On Wed, Feb 2, 2022 at 7:00 PM Eric Blake <eblake(a)redhat.com> wrote:
Recent patches have demonstrated confusion on which order callbacks
are reached, when it is safe or dangerous to ignore *error, and what a
completion callback should do when auto-retirement is in use. Add
wording to make it more obvious that:
- mid-command callbacks are reached before the completion callback,
and returning -1 does not prevent future callbacks
- ignoring *error in a mid-command callback is safe
- completion callbacks are reached unconditionally, and must NOT ignore
*error
- if auto-retirement is in use, completion callbacks should always use
it rather than trying to return -1 on error
- the contents of buf after nbd_pread and friends is unspecified on
error
---
docs/libnbd.pod | 44 +++++++++++++++++++++++++++++++++++---------
generator/API.ml | 24 ++++++++++++++++++------
2 files changed, 53 insertions(+), 15 deletions(-)

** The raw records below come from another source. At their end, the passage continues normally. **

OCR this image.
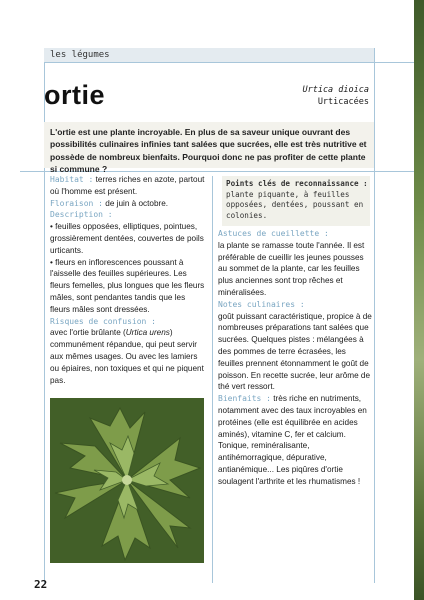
les légumes
ortie	Urtica dioica
Urticacées
L'ortie est une plante incroyable. En plus de sa saveur unique ouvrant des possibilités culinaires infinies tant salées que sucrées, elle est très nutritive et possède de nombreux bienfaits. Pourquoi donc ne pas profiter de cette plante si commune ?
Habitat : terres riches en azote, partout où l'homme est présent.
Floraison : de juin à octobre.
Description :
• feuilles opposées, elliptiques, pointues, grossièrement dentées, couvertes de poils urticants.
• fleurs en inflorescences poussant à l'aisselle des feuilles supérieures. Les fleurs femelles, plus longues que les fleurs mâles, sont pendantes tandis que les fleurs mâles sont dressées.
Risques de confusion :
avec l'ortie brûlante (Urtica urens) communément répandue, qui peut servir aux mêmes usages. Ou avec les lamiers ou épiaires, non toxiques et qui ne piquent pas.
Points clés de reconnaissance :
plante piquante, à feuilles opposées, dentées, poussant en colonies.
Astuces de cueillette :
la plante se ramasse toute l'année. Il est préférable de cueillir les jeunes pousses au sommet de la plante, car les feuilles plus anciennes sont trop rêches et minéralisées.
Notes culinaires :
goût puissant caractéristique, propice à de nombreuses préparations tant salées que sucrées. Quelques pistes : mélangées à des pommes de terre écrasées, les feuilles prennent étonnamment le goût de poisson. En recette sucrée, leur arôme de thé vert ressort.
Bienfaits : très riche en nutriments, notamment avec des taux incroyables en protéines (elle est équilibrée en acides aminés), vitamine C, fer et calcium. Tonique, reminéralisante, antihémorragique, dépurative, antianémique... Les piqûres d'ortie soulagent l'arthrite et les rhumatismes !
22
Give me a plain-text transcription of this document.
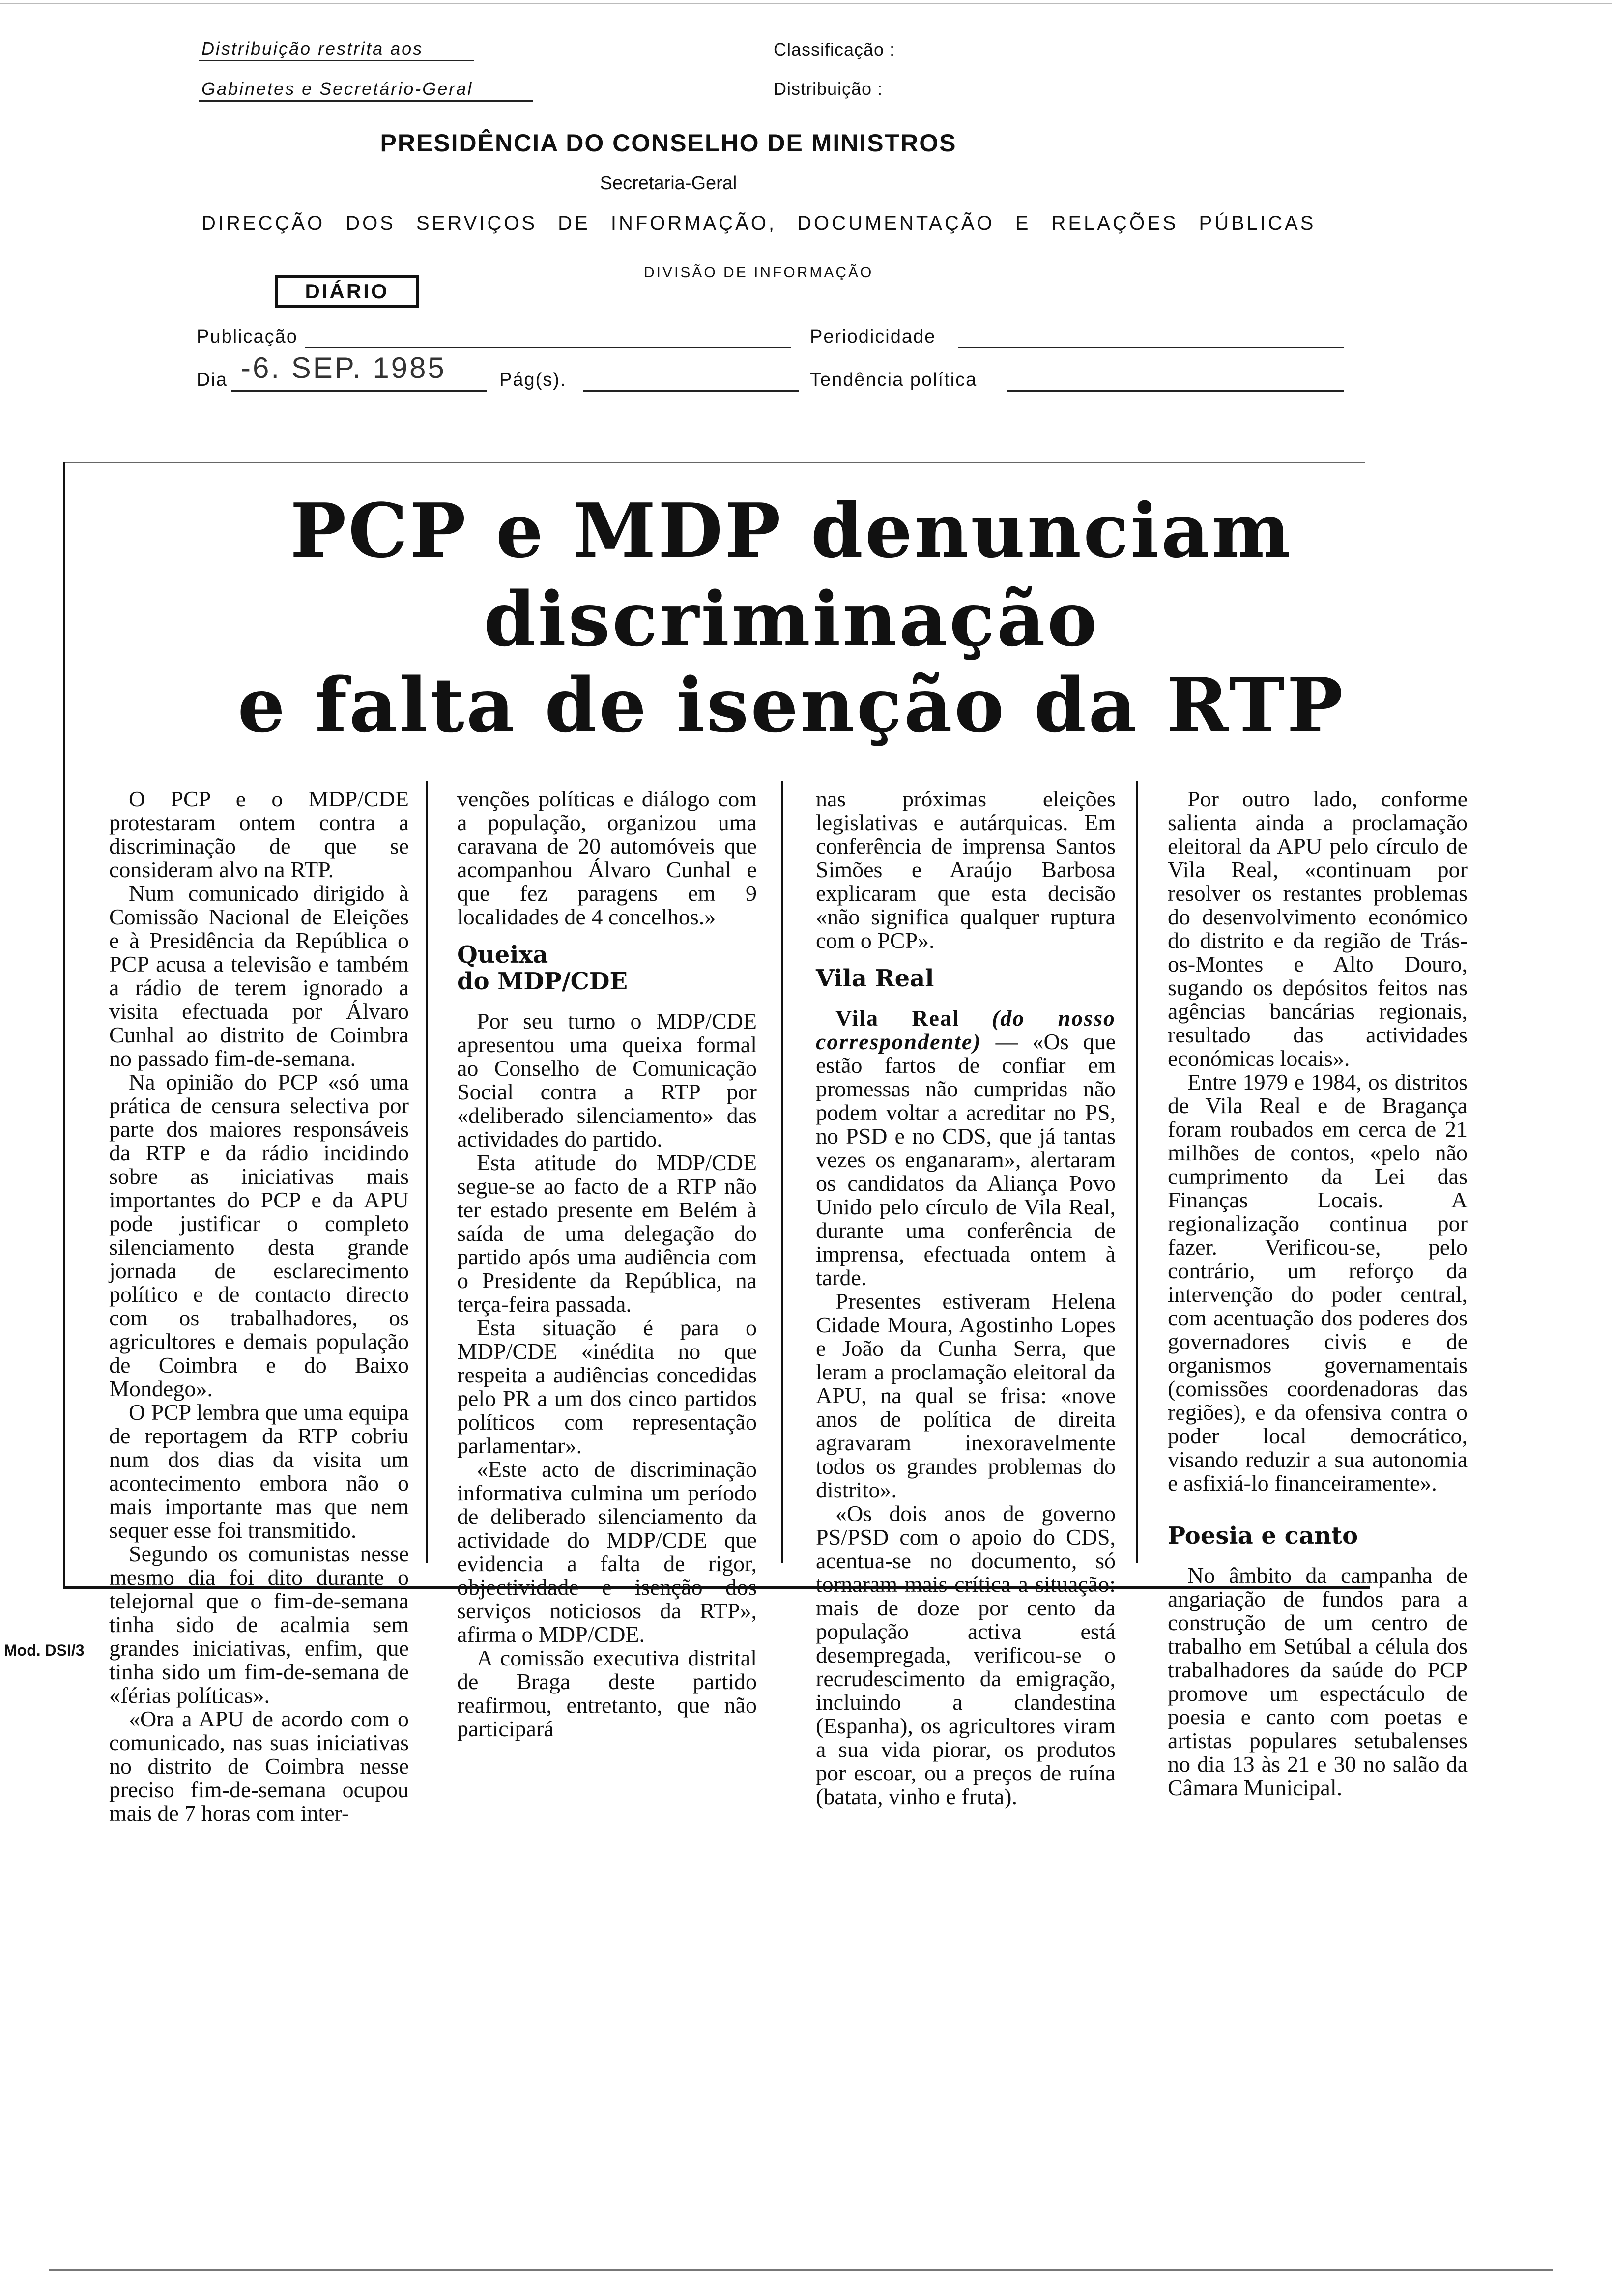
Distribuição restrita aos
Gabinetes e Secretário-Geral
Classificação :
Distribuição :
PRESIDÊNCIA DO CONSELHO DE MINISTROS
Secretaria-Geral
DIRECÇÃO DOS SERVIÇOS DE INFORMAÇÃO, DOCUMENTAÇÃO E RELAÇÕES PÚBLICAS
DIVISÃO DE INFORMAÇÃO
DIÁRIO
Publicação	Periodicidade
Dia -6. SEP. 1985	Pág(s).	Tendência política
PCP e MDP denunciam
discriminação
e falta de isenção da RTP

O PCP e o MDP/CDE protestaram ontem contra a discriminação de que se consideram alvo na RTP.

Num comunicado dirigido à Comissão Nacional de Eleições e à Presidência da República o PCP acusa a televisão e também a rádio de terem ignorado a visita efectuada por Álvaro Cunhal ao distrito de Coimbra no passado fim-de-semana.

Na opinião do PCP «só uma prática de censura selectiva por parte dos maiores responsáveis da RTP e da rádio incidindo sobre as iniciativas mais importantes do PCP e da APU pode justificar o completo silenciamento desta grande jornada de esclarecimento político e de contacto directo com os trabalhadores, os agricultores e demais população de Coimbra e do Baixo Mondego».

O PCP lembra que uma equipa de reportagem da RTP cobriu num dos dias da visita um acontecimento embora não o mais importante mas que nem sequer esse foi transmitido.

Segundo os comunistas nesse mesmo dia foi dito durante o telejornal que o fim-de-semana tinha sido de acalmia sem grandes iniciativas, enfim, que tinha sido um fim-de-semana de «férias políticas».

«Ora a APU de acordo com o comunicado, nas suas iniciativas no distrito de Coimbra nesse preciso fim-de-semana ocupou mais de 7 horas com inter-

venções políticas e diálogo com a população, organizou uma caravana de 20 automóveis que acompanhou Álvaro Cunhal e que fez paragens em 9 localidades de 4 concelhos.»

Queixa
do MDP/CDE

Por seu turno o MDP/CDE apresentou uma queixa formal ao Conselho de Comunicação Social contra a RTP por «deliberado silenciamento» das actividades do partido.

Esta atitude do MDP/CDE segue-se ao facto de a RTP não ter estado presente em Belém à saída de uma delegação do partido após uma audiência com o Presidente da República, na terça-feira passada.

Esta situação é para o MDP/CDE «inédita no que respeita a audiências concedidas pelo PR a um dos cinco partidos políticos com representação parlamentar».

«Este acto de discriminação informativa culmina um período de deliberado silenciamento da actividade do MDP/CDE que evidencia a falta de rigor, objectividade e isenção dos serviços noticiosos da RTP», afirma o MDP/CDE.

A comissão executiva distrital de Braga deste partido reafirmou, entretanto, que não participará

nas próximas eleições legislativas e autárquicas. Em conferência de imprensa Santos Simões e Araújo Barbosa explicaram que esta decisão «não significa qualquer ruptura com o PCP».

Vila Real

Vila Real (do nosso correspondente) — «Os que estão fartos de confiar em promessas não cumpridas não podem voltar a acreditar no PS, no PSD e no CDS, que já tantas vezes os enganaram», alertaram os candidatos da Aliança Povo Unido pelo círculo de Vila Real, durante uma conferência de imprensa, efectuada ontem à tarde.

Presentes estiveram Helena Cidade Moura, Agostinho Lopes e João da Cunha Serra, que leram a proclamação eleitoral da APU, na qual se frisa: «nove anos de política de direita agravaram inexoravelmente todos os grandes problemas do distrito».

«Os dois anos de governo PS/PSD com o apoio do CDS, acentua-se no documento, só tornaram mais crítica a situação: mais de doze por cento da população activa está desempregada, verificou-se o recrudescimento da emigração, incluindo a clandestina (Espanha), os agricultores viram a sua vida piorar, os produtos por escoar, ou a preços de ruína (batata, vinho e fruta).

Por outro lado, conforme salienta ainda a proclamação eleitoral da APU pelo círculo de Vila Real, «continuam por resolver os restantes problemas do desenvolvimento económico do distrito e da região de Trás-os-Montes e Alto Douro, sugando os depósitos feitos nas agências bancárias regionais, resultado das actividades económicas locais».

Entre 1979 e 1984, os distritos de Vila Real e de Bragança foram roubados em cerca de 21 milhões de contos, «pelo não cumprimento da Lei das Finanças Locais. A regionalização continua por fazer. Verificou-se, pelo contrário, um reforço da intervenção do poder central, com acentuação dos poderes dos governadores civis e de organismos governamentais (comissões coordenadoras das regiões), e da ofensiva contra o poder local democrático, visando reduzir a sua autonomia e asfixiá-lo financeiramente».

Poesia e canto

No âmbito da campanha de angariação de fundos para a construção de um centro de trabalho em Setúbal a célula dos trabalhadores da saúde do PCP promove um espectáculo de poesia e canto com poetas e artistas populares setubalenses no dia 13 às 21 e 30 no salão da Câmara Municipal.

Mod. DSI/3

diff --git a/docs/libnbd.pod b/docs/libnbd.pod
index 32088f64..006d530c 100644
--- a/docs/libnbd.pod
+++ b/docs/libnbd.pod
@@ -870,15 +870,41 @@ still needs to be retired.
=head2 Callbacks with C<int *error> parameter
Some of the high-level commands (L<nbd_pread_structured(3)>,
-L<nbd_block_status(3)>) involve the use of a callback function invoked by
-the state machine at appropriate points in the server's reply before
-the overall command is complete. These callback functions, along with
-all of the completion callbacks, include a parameter C<error>
-containing the value of any error detected so far; if the callback
-function fails, it should assign back into C<error> and return C<-1>
-to change the resulting error of the overall command. Assignments
-into C<error> are ignored for any other return value; similarly,
-assigning C<0> into C<error> does not have an effect.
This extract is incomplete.